Nicholas Cook wrote, "The idea that music is a process of communication in which listeners decode structures that composers have encoded... is... based on several disputable assumptions: that people choose to listen grammatically; that there is, or ought to be, an equivalence between compositional and listening grammars; and, most fundamentally, that there is such a thing as musical grammar". He writes that Lerdahl

assume[s] that there should be a more or less linear relationship between the manner in which a composer conceives a composition and the manner in which a listener perceives it. ...Lerdahl's aim is to specify the conditions that must be fulfilled if there is to be conformity between "compositional grammar" and "listening grammar". And... he ends up by measuring existing music against the stipulations of his theory, using this as a basis for aesthetic evaluation. The result is to write off not only the Darmstadt avant-garde and minimalism, but also huge swathes of non-Western and popular music.

He asks:
What... does an article like Lerdahl's "Cognitive Constraints on Compositional Systems" actually do? By subordinating the production and reception of music to theoretically defined criteria of communicative success, it creates a charmed hermeneutic circle that excludes everything from critical musicology to social psychology. It slips imperceptibly from description to prescription, so reinforcing the hegemony of theory. In this way, while the literary genre of Lerdahl's article is the scientific paper – a genre predicated on the transparent representation of an external reality – its substance lies at least equally in its illocutionary force.

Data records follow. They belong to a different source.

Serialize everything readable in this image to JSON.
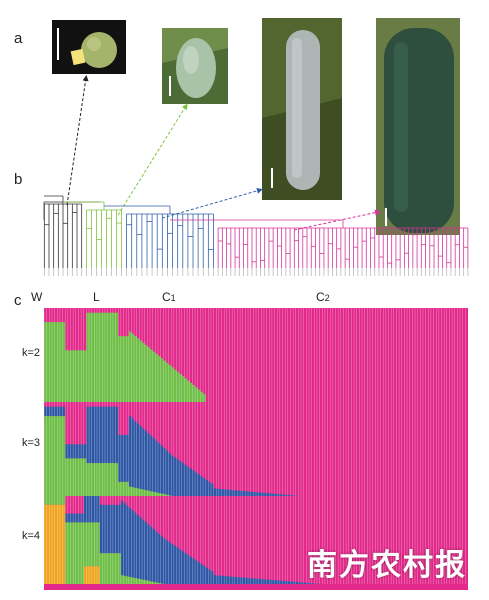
{
  "panels": {
    "a": "a",
    "b": "b",
    "c": "c"
  },
  "clades": [
    {
      "name": "W",
      "sub": ""
    },
    {
      "name": "L",
      "sub": ""
    },
    {
      "name": "C",
      "sub": "1"
    },
    {
      "name": "C",
      "sub": "2"
    }
  ],
  "k_values": [
    "k=2",
    "k=3",
    "k=4"
  ],
  "watermark": "南方农村报",
  "colors": {
    "wild": "#333333",
    "landrace": "#7cc23d",
    "c1": "#2f5fa8",
    "c2": "#d6329a",
    "pink": "#e2288a",
    "green": "#6dbf45",
    "blue": "#2d57a5",
    "orange": "#f0a420"
  },
  "photos": [
    {
      "name": "small-round-fruit",
      "color": "#9caf63"
    },
    {
      "name": "light-green-fruit",
      "color": "#a9c3a2"
    },
    {
      "name": "long-waxy-fruit",
      "color": "#aab3b2"
    },
    {
      "name": "dark-green-fruit",
      "color": "#2e4f3c"
    }
  ]
}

Morag Josephine Grant wrote, "The paradox of Lerdahl's argument... is that while it is perfectly acceptable to adopt the composer's own system when dealing with compositional-technical analysis, it seems equally acceptable to revert to musical thinking of a quite different type when the aural result comes to be analysed". She continued, "Lerdahl's argument that musical language, like spoken language, is generative in structure excludes the possibility of other, non-hierarchical methods of achieving musical coherence... Lerdahl's concentration on the audibility of the row... blinds or deafens him to the simple fact that the use of the row is itself a constraint, not just on the composer, but in the aid of comprehensibility as well".

John Croft's master's degree thesis examines Lerdahl's essay in depth. In his conclusion, he wrote:we have plenty of music that does not conform to Lerdahl's grammar: what, then, are people who claim to find it as interesting as tonal-metrical music actually doing? Either they are deluding themselves, or they are lying, or they have non-human brains. None of these answers seems entirely satisfactory. But if we do not like any of these answers, then we must admit that it is a matter of exposure and acquired understanding after all, in which case we are certainly a far cry from innate psychological universals [...] Vague language and tacit assumptions can be brought into the service of conservatism and aesthetic authoritarianism. It points to the misguided nature of attempts to turn the question of the dissemination of post-tonal music from an aesthetic, political, and indeed economic issue into a cognitive-scientific one. In this age when words like "accessibility" and "communication" are used too frequently and with too little understanding, it is of some significance that at least one major attempt to give scientific respectability to the conservative side of the debate fails.

For additional opinions and discussion, see Boros (1995), Boros (1996), Denham (2009), Dibben (1996), Heinemann (1993), Heinemann (1998), and Mosch (2004).